Each high school in the Muscogee County School District will have a full-time armed security guard on staff, starting next school year, if the school board approves the administration’s proposed fiscal year 2019 budget when it votes on the spending plan in June.
The recommended upgrade would add an estimated $801,720, including $351,720 in start-up costs, to the $2,133,871 MCSD currently allots for security, according to MCSD security director Scott Thomann, who presented the proposal during the Muscogee County School Board’s monthly work session Monday evening.
The increased expense would pay for boosting MCSD’s security staff from 17 part-time officers to 10 full-time officers and seven part-time officers with three additional positions.
If the board authorizes the administration to do so, MCSD will apply to become a limited jurisdiction police agency, Thomann said, just like the departments serving Columbus State University and Columbus Technical College.
“This is not a theory; this is something I have worked on for seven years,” he said.
But the administration made it an urgent priority in the wake of the Feb. 14 massacre of 17 people at Marjory Stoneman Douglas High School in Parkland, Fla.
MCSD uses part-time officers who are off duty from local law enforcement agencies to provide security for schools. Thomann won’t publicly release where MCSD assigns those officers, although he did share that information during last month’s work session with school board members, who were asked to keep it confidential.
“We move assets around where we perceive a threat today that wasn’t there yesterday,” Thomann said then. “… At any given time at any given moment on any given day, there could be a police officer at any school in this district.”
If this recommendation is implemented, assigning part-time security officers on an as-needed basis will continue at MCSD’s elementary schools and middle schools, but the high schools would have a full-time security officer as a member of their staff. Those full-time security officers also could serve nearby middle schools and elementary schools, according to the proposal.
“Many times, our students never have a positive interaction with a police officer,” Thomann told the board Monday. “Those positive interactions start when those resource officers on a daily basis are having an interaction with those students.”
Positive connections can produce vital information that could prevent a tragic event.
“That resource officer starts to make friends and starts to make contacts and starts to generate information from those students,” he said.
And those relationships can start even before the students enter high school if the full-time officer on staff at the high school also serves the feeder schools on the elementary and middle levels, Thomann said. He called it a “return on the investment in those officers.” They could become part of the educational process, he said, “part of that family.”
Superintendent David Lewis agreed.
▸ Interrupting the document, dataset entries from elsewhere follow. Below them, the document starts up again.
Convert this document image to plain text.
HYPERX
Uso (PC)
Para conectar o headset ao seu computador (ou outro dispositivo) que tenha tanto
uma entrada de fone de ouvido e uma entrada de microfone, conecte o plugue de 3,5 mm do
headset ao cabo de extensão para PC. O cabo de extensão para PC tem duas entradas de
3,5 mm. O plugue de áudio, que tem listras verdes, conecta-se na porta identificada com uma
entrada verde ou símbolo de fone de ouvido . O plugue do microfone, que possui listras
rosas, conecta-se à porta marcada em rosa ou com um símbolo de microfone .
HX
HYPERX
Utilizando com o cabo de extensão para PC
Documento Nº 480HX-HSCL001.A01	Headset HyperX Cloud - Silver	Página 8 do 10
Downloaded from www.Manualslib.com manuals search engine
Having the same officer at the same school each day helps develop more effective relationships for safety, he said.
Thomann, however, offered this observation of caution: Although every school resource officer is a certified law enforcement officer, not every certified law enforcement officer is cut out to be a school resource officer.
“I think that’s very important,” he said.
The Columbus Police Department and Muscogee County Sheriff’s Office still would handle serious crimes on MCSD property, but this recommendation would improve the school district’s ability to prevent and respond to security problems, Thomann said. Becoming a certified law enforcement agency also would allow MCSD officers to receive free training from the state, he said.
Thomann presented the board four options:
▪ Plan A: current staffing, with 17 part-time officers, costing $2,133,871
▪ Plan B: 22 part-time officers, costing an estimated $2,409,993.
▪ Plan C: the recommended option, with 10 full-time officers, seven part-time officers, plus three additional positions, costing an estimated $2,935,591.
▪ Plan D: 21 full-time officers, one part-time officer, plus five additional positions, costing an estimated $3,826,337.
District 8 representative Frank Myers told Thomann, “I like the work; I just don’t think D is enough. I wish there was an E or an F or a G. Respectfully, I understand you put a lot of work into this.”
Myers balked at the administration proposing to have a full-time officer on staff at only the high schools.
“I think we’ve lost focus about what the threat is out there,” Myers said. “… The threat to me is that idiot who comes in with a gun. It just upsets me to even think about how that would happen. I’m trying to figure out who are we to play God and not make sure there’s somebody at every school to stop that threat.”
Superintendent David Lewis replied that option C is the recommendation based on “Mr. Thomann’s expertise as well as other like experts.”
In response to a question from District 2 representative John Thomas, Thomann said he doesn’t expect hiring full-time officers to be difficult.
“Not everybody wants to be a police officer that works nights and weekends and holidays,” Thomann said. “… A lot of police officers want to work with kids.”
Also during last month’s work session, Thomann called for metal detectors at each school. Metal detectors aren’t part of this recommendation. Lewis explained why in an email Thursday to the Ledger-Enquirer.
“The use of magnetometers (metal detectors), as well as other technologies, along with the proposal presented at this week’s work session, are currently being reviewed and evaluated for efficiency and effectiveness,” the superintendent wrote.